3. The Updates (Every time):

   • Prompt 3: After handling any potential jumps, you need to update two things in every single iteration: a. You must update your char_to_index_map with the current character’s latest position. Why is it important to do this after the duplicate check? b. You must update your max_length. The length of the current valid window is right - left + 1. How do you use this to update the overall max_length?
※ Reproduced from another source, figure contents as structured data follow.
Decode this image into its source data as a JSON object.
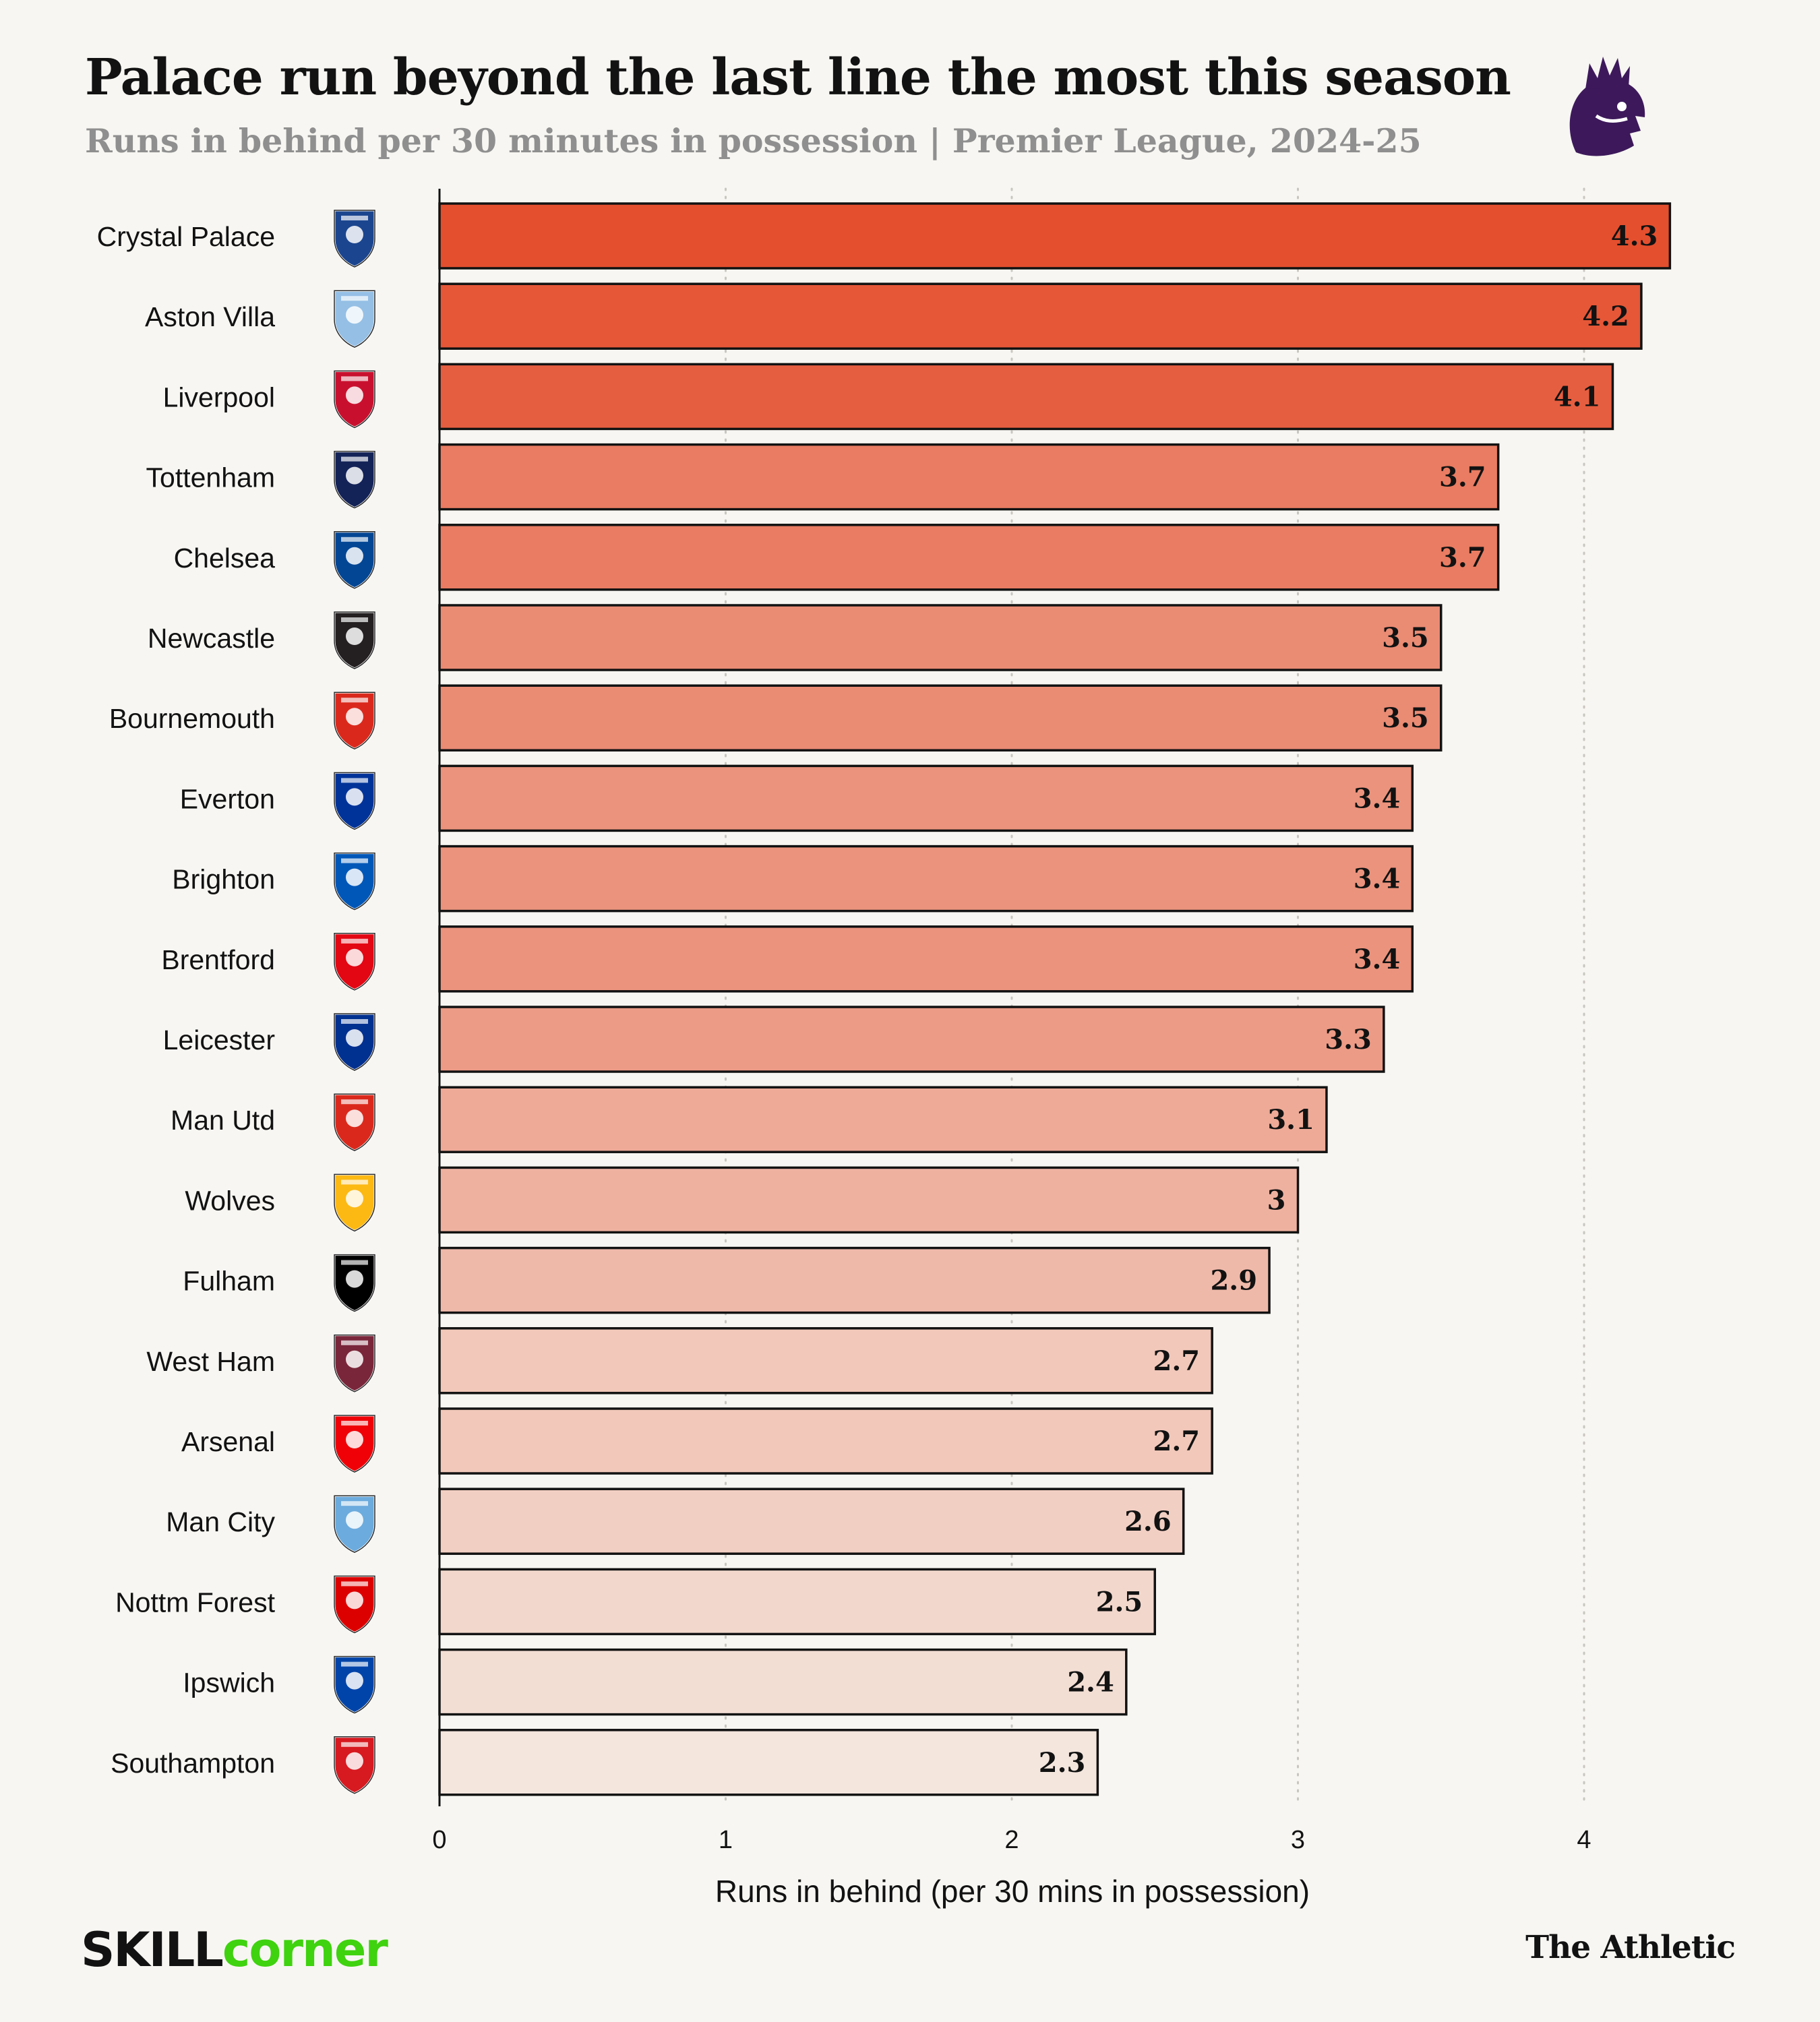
{
  "header": {
    "title": "Palace run beyond the last line the most this season",
    "subtitle": "Runs in behind per 30 minutes in possession | Premier League, 2024-25"
  },
  "footer": {
    "brand_left_a": "SKILL",
    "brand_left_b": "corner",
    "brand_right": "The Athletic"
  },
  "chart_data": {
    "type": "bar",
    "orientation": "horizontal",
    "title": "Palace run beyond the last line the most this season",
    "subtitle": "Runs in behind per 30 minutes in possession | Premier League, 2024-25",
    "xlabel": "Runs in behind (per 30 mins in possession)",
    "ylabel": "",
    "xlim": [
      0,
      4.3
    ],
    "xticks": [
      0,
      1,
      2,
      3,
      4
    ],
    "grid": "vertical dotted",
    "categories": [
      "Crystal Palace",
      "Aston Villa",
      "Liverpool",
      "Tottenham",
      "Chelsea",
      "Newcastle",
      "Bournemouth",
      "Everton",
      "Brighton",
      "Brentford",
      "Leicester",
      "Man Utd",
      "Wolves",
      "Fulham",
      "West Ham",
      "Arsenal",
      "Man City",
      "Nottm Forest",
      "Ipswich",
      "Southampton"
    ],
    "values": [
      4.3,
      4.2,
      4.1,
      3.7,
      3.7,
      3.5,
      3.5,
      3.4,
      3.4,
      3.4,
      3.3,
      3.1,
      3,
      2.9,
      2.7,
      2.7,
      2.6,
      2.5,
      2.4,
      2.3
    ],
    "value_labels": [
      "4.3",
      "4.2",
      "4.1",
      "3.7",
      "3.7",
      "3.5",
      "3.5",
      "3.4",
      "3.4",
      "3.4",
      "3.3",
      "3.1",
      "3",
      "2.9",
      "2.7",
      "2.7",
      "2.6",
      "2.5",
      "2.4",
      "2.3"
    ],
    "crest_icons": [
      "crystal-palace-crest-icon",
      "aston-villa-crest-icon",
      "liverpool-crest-icon",
      "tottenham-crest-icon",
      "chelsea-crest-icon",
      "newcastle-crest-icon",
      "bournemouth-crest-icon",
      "everton-crest-icon",
      "brighton-crest-icon",
      "brentford-crest-icon",
      "leicester-crest-icon",
      "man-utd-crest-icon",
      "wolves-crest-icon",
      "fulham-crest-icon",
      "west-ham-crest-icon",
      "arsenal-crest-icon",
      "man-city-crest-icon",
      "nottm-forest-crest-icon",
      "ipswich-crest-icon",
      "southampton-crest-icon"
    ],
    "crest_colors": [
      "#1b458f",
      "#95bfe5",
      "#c8102e",
      "#132257",
      "#034694",
      "#241f20",
      "#da291c",
      "#003399",
      "#0057b8",
      "#e30613",
      "#003090",
      "#da291c",
      "#fdb913",
      "#000000",
      "#7a263a",
      "#ef0107",
      "#6cabdd",
      "#dd0000",
      "#0044a9",
      "#d71920"
    ],
    "color_scale": [
      "#f4e6dd",
      "#e44f2e"
    ]
  }
}
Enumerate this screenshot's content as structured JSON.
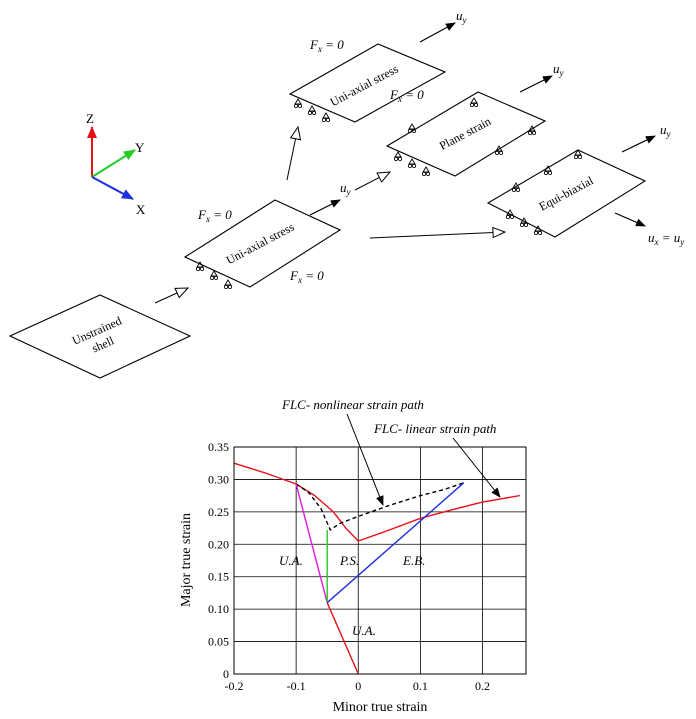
{
  "axes_triad": {
    "z": "Z",
    "y": "Y",
    "x": "X"
  },
  "plates": {
    "unstrained": {
      "line1": "Unstrained",
      "line2": "shell"
    },
    "uniaxial_1": {
      "label": "Uni-axial stress",
      "fx_top": "F",
      "fx_bottom": "F",
      "uy_base": "u"
    },
    "uniaxial_2": {
      "label": "Uni-axial stress",
      "fx_top": "F",
      "fx_bottom": "F",
      "uy_base": "u"
    },
    "plane_strain": {
      "label": "Plane strain",
      "uy_base": "u"
    },
    "equibiaxial": {
      "label": "Equi-biaxial",
      "uy_base": "u",
      "ux_eq": "u"
    }
  },
  "symbols": {
    "F": "F",
    "x_sub": "x",
    "eq_zero": " = 0",
    "u": "u",
    "y_sub": "y",
    "eq": " = "
  },
  "chart_data": {
    "type": "line",
    "xlabel": "Minor true strain",
    "ylabel": "Major true strain",
    "xlim": [
      -0.2,
      0.27
    ],
    "ylim": [
      0,
      0.35
    ],
    "xticks": [
      "-0.2",
      "-0.1",
      "0",
      "0.1",
      "0.2"
    ],
    "yticks": [
      "0",
      "0.05",
      "0.10",
      "0.15",
      "0.20",
      "0.25",
      "0.30",
      "0.35"
    ],
    "grid": true,
    "series": [
      {
        "name": "FLC- linear strain path",
        "color": "#e8111a",
        "dash": "solid",
        "x": [
          -0.2,
          -0.15,
          -0.1,
          -0.07,
          -0.04,
          -0.02,
          0,
          0.05,
          0.1,
          0.15,
          0.2,
          0.26
        ],
        "y": [
          0.325,
          0.31,
          0.293,
          0.275,
          0.25,
          0.225,
          0.205,
          0.222,
          0.24,
          0.253,
          0.265,
          0.275
        ]
      },
      {
        "name": "FLC- nonlinear strain path",
        "color": "#000000",
        "dash": "dashed",
        "x": [
          -0.1,
          -0.08,
          -0.06,
          -0.045,
          -0.03,
          0,
          0.05,
          0.1,
          0.14,
          0.17
        ],
        "y": [
          0.293,
          0.28,
          0.255,
          0.222,
          0.232,
          0.243,
          0.26,
          0.275,
          0.285,
          0.295
        ]
      },
      {
        "name": "",
        "color": "#e8111a",
        "dash": "solid",
        "x": [
          -0.05,
          0
        ],
        "y": [
          0.11,
          0
        ]
      },
      {
        "name": "",
        "color": "#e11bd9",
        "dash": "solid",
        "x": [
          -0.1,
          -0.05
        ],
        "y": [
          0.293,
          0.11
        ]
      },
      {
        "name": "",
        "color": "#22cc22",
        "dash": "solid",
        "x": [
          -0.05,
          -0.05
        ],
        "y": [
          0.11,
          0.222
        ]
      },
      {
        "name": "",
        "color": "#1c2fe0",
        "dash": "solid",
        "x": [
          -0.05,
          0.17
        ],
        "y": [
          0.11,
          0.295
        ]
      }
    ],
    "annotations": [
      {
        "text": "FLC- nonlinear strain path"
      },
      {
        "text": "FLC- linear strain path"
      },
      {
        "text": "U.A."
      },
      {
        "text": "P.S."
      },
      {
        "text": "E.B."
      },
      {
        "text": "U.A."
      }
    ]
  }
}
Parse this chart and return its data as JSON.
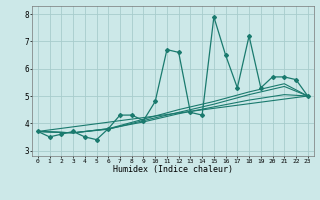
{
  "title": "",
  "xlabel": "Humidex (Indice chaleur)",
  "bg_color": "#cce8e8",
  "line_color": "#1a7a6e",
  "grid_color": "#a8cccc",
  "xlim": [
    -0.5,
    23.5
  ],
  "ylim": [
    2.8,
    8.3
  ],
  "xticks": [
    0,
    1,
    2,
    3,
    4,
    5,
    6,
    7,
    8,
    9,
    10,
    11,
    12,
    13,
    14,
    15,
    16,
    17,
    18,
    19,
    20,
    21,
    22,
    23
  ],
  "yticks": [
    3,
    4,
    5,
    6,
    7,
    8
  ],
  "series": [
    [
      0,
      3.7
    ],
    [
      1,
      3.5
    ],
    [
      2,
      3.6
    ],
    [
      3,
      3.7
    ],
    [
      4,
      3.5
    ],
    [
      5,
      3.4
    ],
    [
      6,
      3.8
    ],
    [
      7,
      4.3
    ],
    [
      8,
      4.3
    ],
    [
      9,
      4.1
    ],
    [
      10,
      4.8
    ],
    [
      11,
      6.7
    ],
    [
      12,
      6.6
    ],
    [
      13,
      4.4
    ],
    [
      14,
      4.3
    ],
    [
      15,
      7.9
    ],
    [
      16,
      6.5
    ],
    [
      17,
      5.3
    ],
    [
      18,
      7.2
    ],
    [
      19,
      5.3
    ],
    [
      20,
      5.7
    ],
    [
      21,
      5.7
    ],
    [
      22,
      5.6
    ],
    [
      23,
      5.0
    ]
  ],
  "trend_line": [
    [
      0,
      3.7
    ],
    [
      23,
      5.0
    ]
  ],
  "smooth_lines": [
    [
      [
        0,
        3.7
      ],
      [
        3,
        3.65
      ],
      [
        6,
        3.8
      ],
      [
        9,
        4.05
      ],
      [
        12,
        4.35
      ],
      [
        15,
        4.6
      ],
      [
        18,
        4.85
      ],
      [
        21,
        5.05
      ],
      [
        23,
        5.0
      ]
    ],
    [
      [
        0,
        3.7
      ],
      [
        3,
        3.65
      ],
      [
        6,
        3.78
      ],
      [
        9,
        4.1
      ],
      [
        12,
        4.4
      ],
      [
        15,
        4.7
      ],
      [
        18,
        5.05
      ],
      [
        21,
        5.35
      ],
      [
        23,
        5.0
      ]
    ],
    [
      [
        0,
        3.7
      ],
      [
        3,
        3.65
      ],
      [
        6,
        3.8
      ],
      [
        9,
        4.15
      ],
      [
        12,
        4.5
      ],
      [
        15,
        4.8
      ],
      [
        18,
        5.15
      ],
      [
        21,
        5.45
      ],
      [
        23,
        5.0
      ]
    ]
  ]
}
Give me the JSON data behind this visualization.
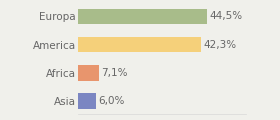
{
  "categories": [
    "Europa",
    "America",
    "Africa",
    "Asia"
  ],
  "values": [
    44.5,
    42.3,
    7.1,
    6.0
  ],
  "labels": [
    "44,5%",
    "42,3%",
    "7,1%",
    "6,0%"
  ],
  "bar_colors": [
    "#a8bc8a",
    "#f5d07a",
    "#e8956d",
    "#7b86c2"
  ],
  "background_color": "#f0f0eb",
  "xlim": [
    0,
    58
  ],
  "bar_height": 0.55,
  "label_fontsize": 7.5,
  "tick_fontsize": 7.5,
  "label_color": "#666666",
  "grid_color": "#d8d8d8"
}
SDBVJDS

s = "abcabcbb"
 
left = 0
max_length = 0
char_to_index_map = {}
 
for right in range(len(s)):
	if s[right] in char_to_index_map:
		if char_to_index_map[s[right]] >= left: # the latest index of the duplicate is in the current window 
			 left = char_to_index_map[s[right]] + 1 # jump the left pointer
			 char_to_index_map[s[right]] = right # update the index of the duplicate with the latest index
			 current_length = right - left +1 # calculate the length of the window
			 max_length = max(current_length, max_length)
	else:
		char_to_index_map[s[right]] = right # add the character and its index
		current_length = right - left + 1 
		max_length = max(current_length, max_length)

print(max_length)

Ideal version: The only thing that sometimes happens is the left pointer jump.

# Initialization is perfect
left = 0
max_length = 0
char_to_index_map = {}

# Loop is perfect
for right in range(len(s)):
    
    # Let's get the current character
    char = s[right]
    
    # The only conditional part of the logic: the jump.
    # Check if this character is a duplicate that is INSIDE our window.
    if char in char_to_index_map and char_to_index_map[char] >= left:
        # If it is, jump the left pointer.
        left = char_to_index_map[char] + 1
        
    # These next three steps happen EVERY time, unconditionally.
    
    # 1. Update the map with the latest position of the character.
    # This must be done AFTER the check above.
    char_to_index_map[char] = right
    
    # 2. Calculate the length of the current valid window.
    current_length = right - left + 1
    
    # 3. Update the overall max_length.
    max_length = max(max_length, current_length)

# return max_length